Dans l’univers des voitures de compétition, certains exemplaires se distinguent par leur histoire unique et leur provenance singulière. Parmi eux, rares sont les roadsters munis de jantes Rudge d’origine, estimées entre 19 et 25 exemplaires. Un cas particulièrement remarquable est celui d’un modèle spécifique, produit en 1957, équipé de ces jantes rares via une commande directe à l’usine. Ce véhicule, outre son exclusivité mécanique, a un passé riche, ayant appartenu à un pilote-acteur autrichien célèbre, Gunther Philipp. Il fut aussi le témoin de multiples améliorations techniques faites pour optimiser sa performance lors de compétitions régionales. Ce type d’histoire illustre parfaitement la passion mêlée à l’expertise qui entoure ces voitures, offrant aux amateurs un trésor de souvenirs et de performances.

Innovations spécifiques

Portes papillon

La conception unique des portes papillon constitue un des traits distinctifs les plus captivants. Adoptées pour contourner la hauteur du seuil de porte due au châssis tubulaire, ces portes s’ouvrent vers le haut, offrant un accès chic, presque théâtral, à l’habitacle. Si cette innovation technique séduit par son audace et son élégance, elle n’est pas sans inconvénients. En effet, lors des intempéries, l’ouverture des portes pouvait déverser l’eau directement sur les passagers, un détail qui a longtemps contrarié les utilisateurs. Toutefois, cette originalité a conféré à la voiture un charme indéniable, renforçant son statut d’icône stylistique. Sortir de cette automobile demandait souvent une gymnastique subtile : il fallait s’asseoir d’abord sur le seuil avant de glisser complètement, une danse presque chorégraphiée avec la machine.

Moteur à injection d’essence

Au cœur de ses performances, le moteur à injection d’essence directe Bosch marque une rupture technologique majeure pour son époque. Cette innovation a permis à la voiture de tirer pleinement parti de son moteur six cylindres en ligne, en augmentant la puissance de manière significative tout en garantissant une meilleure réponse à l’accélération. Contrairement aux carburateurs classiques, ce système optimisait la distribution du carburant, aidant à transformer le véhicule en l’une des plus rapides de son temps. L’injection directe s’inspire en partie de brevets qui exploitaient la turbulence en fin de compression, une touche scientifique qui propulsait la voiture dans une nouvelle ère de la mécanique. Grâce à cette technologie, la voiture dépassait aisément les 225 km/h, un exploit remarquable pour les années 1950.

Avis et témoignages

Un avis éclairé : Paul Morand et la 300 SL

Paul Morand, écrivain et diplomate français, était un passionné d’automobiles rares et élégantes. Son regard, teinté d’expérience et de raffinement, s’est particulièrement posé sur la 300 SL. Dans son Journal Inutile, il relate avec vivacité son expérience à bord de cette voiture mythique. Une anecdote reste emblématique : alors qu’il roulait à 160 km/h entre Genève et Lausanne, il évita un cycliste d’un coup de volant précis. Pourtant, à son retour sur la trajectoire, la direction se mit à « flotter », comme si la voiture perdait ses repères. Malgré la peur d’une collision imminente, il garda son sang-froid et échappa au danger.

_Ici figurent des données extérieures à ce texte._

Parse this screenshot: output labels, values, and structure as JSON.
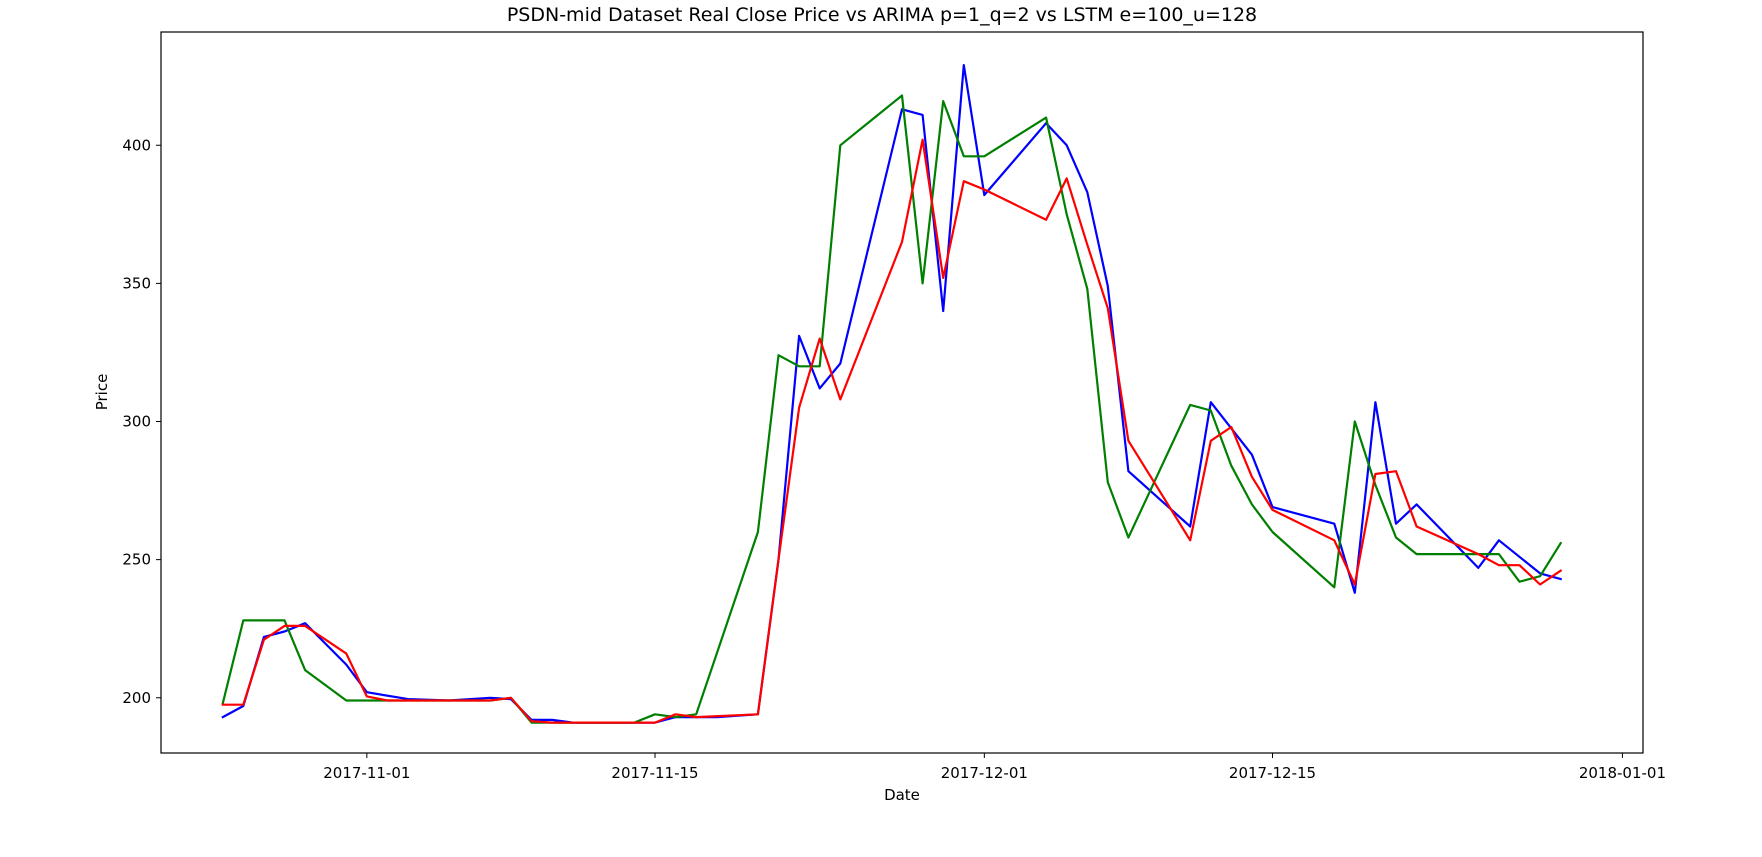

Ce témoignage, plein d’authenticité, souligne à la fois la puissance et le charme indéniable de la voiture, mais aussi ses petits caprices mécaniques. Paul Morand ne cache pas son admiration : il considère la 300 SL comme une merveille, une exception dans le monde des anciennes. Selon lui, cette voiture dépasse de loin sa valeur matérielle, ayant une âme et une présence uniques sur la route. Ce genre de récit apporte une dimension humaine à cette icône, loin des chiffres et des spécifications techniques.

Un mythe sur roues

La Mercedes 300 SL ne cesse de fasciner, que ce soit pour son design audacieux ou ses performances légendaires. Paul Morand lui-même évoquait la frayeur éprouvée à son volant, une expérience presque humaine derrière le mythe. Elle incarne bien plus qu’un simple véhicule, c’est une œuvre d’art roulante, témoin d’une époque où la passion guidait chaque détail. Posséder ou simplement rêver de cette voiture, c’est toucher du doigt ce lien unique entre élégance, puissance et histoire.